Catching up with Daniel Hardy (Football)
What a difference a year makes for Anchorage’s Daniel Hardy and the Idaho Vandals.
At this time last year they were an easy mark on the gridiron, slugging their way to a 1-11 record.
Now they’re one of the feel-good stories in college football.
Idaho has rattled off a 6-1 start and sits atop the WAC standings, helping the program become bowl eligible for the first time in 1998. And there are still five games to play, including a showdown with BCS spoiler Boise State.
It’s amazing to see how far the Vandals have come in just one year.
“We expect to win,” Hardy said by telephone from Moscow, Idaho. “I don’t think that was the case in the past.”
The community has taken notice, too, because after all, everybody loves a winner.
“You go to the stores and it seems like people are smiling more,” the Alaskan tight end said. “Winning just produces happiness.”
Hardy, 22, is loving life. Not only is he enjoying a breakout season with 19-322-2 totals but the 6-foot-4 junior is helping Idaho change the losing perception associated with last year’s debacle.
“It’s a blessing to be in this position,” he said.
Question: What made you think this year would be different?
Answer: It really started back in the spring when we first got to strap on the pads to etch in a new season and it just carried on through the summer. You’re just seeing all the hard work everybody’s done.
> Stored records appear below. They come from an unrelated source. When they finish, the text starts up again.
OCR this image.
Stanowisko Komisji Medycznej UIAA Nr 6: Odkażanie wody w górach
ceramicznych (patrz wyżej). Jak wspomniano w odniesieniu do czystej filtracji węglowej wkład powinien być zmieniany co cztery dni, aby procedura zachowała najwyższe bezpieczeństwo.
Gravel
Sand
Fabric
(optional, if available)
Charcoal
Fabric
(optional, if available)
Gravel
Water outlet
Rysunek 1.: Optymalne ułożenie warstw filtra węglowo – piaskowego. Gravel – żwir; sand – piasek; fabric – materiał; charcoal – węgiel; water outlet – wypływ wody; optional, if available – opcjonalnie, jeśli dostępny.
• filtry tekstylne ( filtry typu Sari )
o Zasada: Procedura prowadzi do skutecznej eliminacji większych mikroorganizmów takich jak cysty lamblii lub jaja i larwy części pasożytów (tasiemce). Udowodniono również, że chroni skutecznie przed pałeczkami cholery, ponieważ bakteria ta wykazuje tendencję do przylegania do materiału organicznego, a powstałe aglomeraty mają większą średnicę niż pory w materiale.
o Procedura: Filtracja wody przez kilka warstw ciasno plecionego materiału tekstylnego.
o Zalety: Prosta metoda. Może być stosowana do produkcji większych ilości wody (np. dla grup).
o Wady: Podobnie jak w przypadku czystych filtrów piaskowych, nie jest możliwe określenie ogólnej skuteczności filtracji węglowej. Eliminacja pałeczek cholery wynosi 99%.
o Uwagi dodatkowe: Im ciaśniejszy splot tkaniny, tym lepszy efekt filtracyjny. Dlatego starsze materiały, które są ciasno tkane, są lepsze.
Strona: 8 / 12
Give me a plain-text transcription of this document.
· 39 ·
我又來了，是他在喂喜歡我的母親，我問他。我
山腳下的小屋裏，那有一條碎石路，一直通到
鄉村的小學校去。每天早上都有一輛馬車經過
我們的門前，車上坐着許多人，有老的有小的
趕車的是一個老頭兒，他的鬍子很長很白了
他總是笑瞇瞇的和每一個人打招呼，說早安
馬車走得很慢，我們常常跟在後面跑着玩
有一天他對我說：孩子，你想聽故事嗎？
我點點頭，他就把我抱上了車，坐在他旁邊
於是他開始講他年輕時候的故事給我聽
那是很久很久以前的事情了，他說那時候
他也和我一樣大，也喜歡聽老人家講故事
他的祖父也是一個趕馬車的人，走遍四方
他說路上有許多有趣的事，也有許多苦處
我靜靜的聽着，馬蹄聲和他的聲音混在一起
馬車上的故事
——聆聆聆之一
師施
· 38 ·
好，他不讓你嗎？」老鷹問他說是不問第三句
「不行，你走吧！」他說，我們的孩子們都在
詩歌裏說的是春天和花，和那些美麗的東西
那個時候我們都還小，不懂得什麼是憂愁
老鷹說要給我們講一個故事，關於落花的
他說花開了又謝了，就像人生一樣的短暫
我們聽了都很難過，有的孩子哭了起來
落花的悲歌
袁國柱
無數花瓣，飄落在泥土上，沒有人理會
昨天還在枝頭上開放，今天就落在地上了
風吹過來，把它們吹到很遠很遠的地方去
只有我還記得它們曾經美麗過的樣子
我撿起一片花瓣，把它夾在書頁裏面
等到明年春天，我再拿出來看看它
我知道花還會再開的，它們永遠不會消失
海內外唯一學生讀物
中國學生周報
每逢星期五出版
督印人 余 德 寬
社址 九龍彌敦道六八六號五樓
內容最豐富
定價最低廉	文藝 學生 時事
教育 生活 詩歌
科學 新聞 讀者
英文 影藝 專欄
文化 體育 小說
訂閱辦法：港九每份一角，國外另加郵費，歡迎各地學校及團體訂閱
It’s really starting to pay off.
Q: So your mindset as a team changed?
A: Definitely. We have so many guys that have experience and I think it’s really translating down throughout the team. They’re talking to the guys, the newcomers and the freshmen, and just getting them on the same page and you see the results on the field. Everybody is really focused. We have this swagger about us.
Q: What does it feel like to score a touchdown in college?
A: (Laughs) It’s kind of indescribable. I always thought – you know, because I kind of grew up loving basketball more than football all the way up until to college – that making the game-winning shot would always top anything in sports for me, but scoring a touchdown in front of thousands of your fans … it’s amazing. But I like scoring on the road even more because there’s nothing like quieting 40,000 people. It’s pretty surreal. It’s crazy.
Q: You got a touchdown dance?
A: Actually no. My dad always preached to me to be humble. So he said, ‘If you ever get in the end zone, act like you’ve been there before. Just hand the ball to the ref.’ That’s usually what I’ll do.
Q: Well anymore than that and you get a flag, right?
A: Yeah, I know my coaches wouldn’t be too happy about that regardless how nice the touchdown was, so you really want to show some humility once you get in there.
Q: Do you feel like you have vindicated yourself and proved that you’re not just a one-play wonder?
A: I think it comes more from just getting an opportunity. In the past I had to start from just making plays in practice just to get an opportunity to get a chance in a game. Once I got chances in the game I had to make plays there. It kind of started like that. It took a lot of hard work to get in the position I’m in now. They are finally giving me more chances. Coming into this year (the coaches) told me they expected me to take on more of a playmaker role, especially after our leading receiver, Eddie Williams, went to the NFL. I just wanted to be someone who made plays and so far I feel like I’ve become a reliable target.
Q: How do you get your quarterback to throw you the ball more? Are there bribes involved?
A: Well, you can work out with them more in the weight room and you can go out to eat more with them. But really the biggest thing is just having relationship off the field where you’re just great friends. I think the trust factor plays such a big role once you get on the field because, say you’re one-on-one with a corner, linebacker, safety, whoever, if he doesn’t really trust you like, ‘Man, I don’t know about this guy,’ then maybe he won’t throw it up to you. But if you have a really good rapport and can trust you to make plays then he’s going to throw that 50-50 ball because he’s going to expect you to come down with it.
Q: Did you follow the progress of you alma mater, West High?
A: Yeah, actually I have, but I didn’t get to see how they finished. I heard they were undefeated.
Q: So you didn’t know they lost in the first round of the state playoffs to North Pole?
A: I know exactly how that feels because my junior year, when we were 10-0, we lost to North Pole in the championship. I’ll never forget that. But we got ‘em the next year, so …
Q: Do you think of Alaska much?
A: I do. You know how Alaska is. Everybody says there’s no place like home, but I think Alaska is really a one-of-a-kind, specifically Anchorage. I mean, the community, the people there; basically all my family is there. Coming down my first year, it was a really big transition for me. I’m not ashamed to say that I was super home sick. I ain’t gonna lie. But you really grow up a lot and I feel really comfortable here. I can’t wait to come home, though. I haven’t been there since March.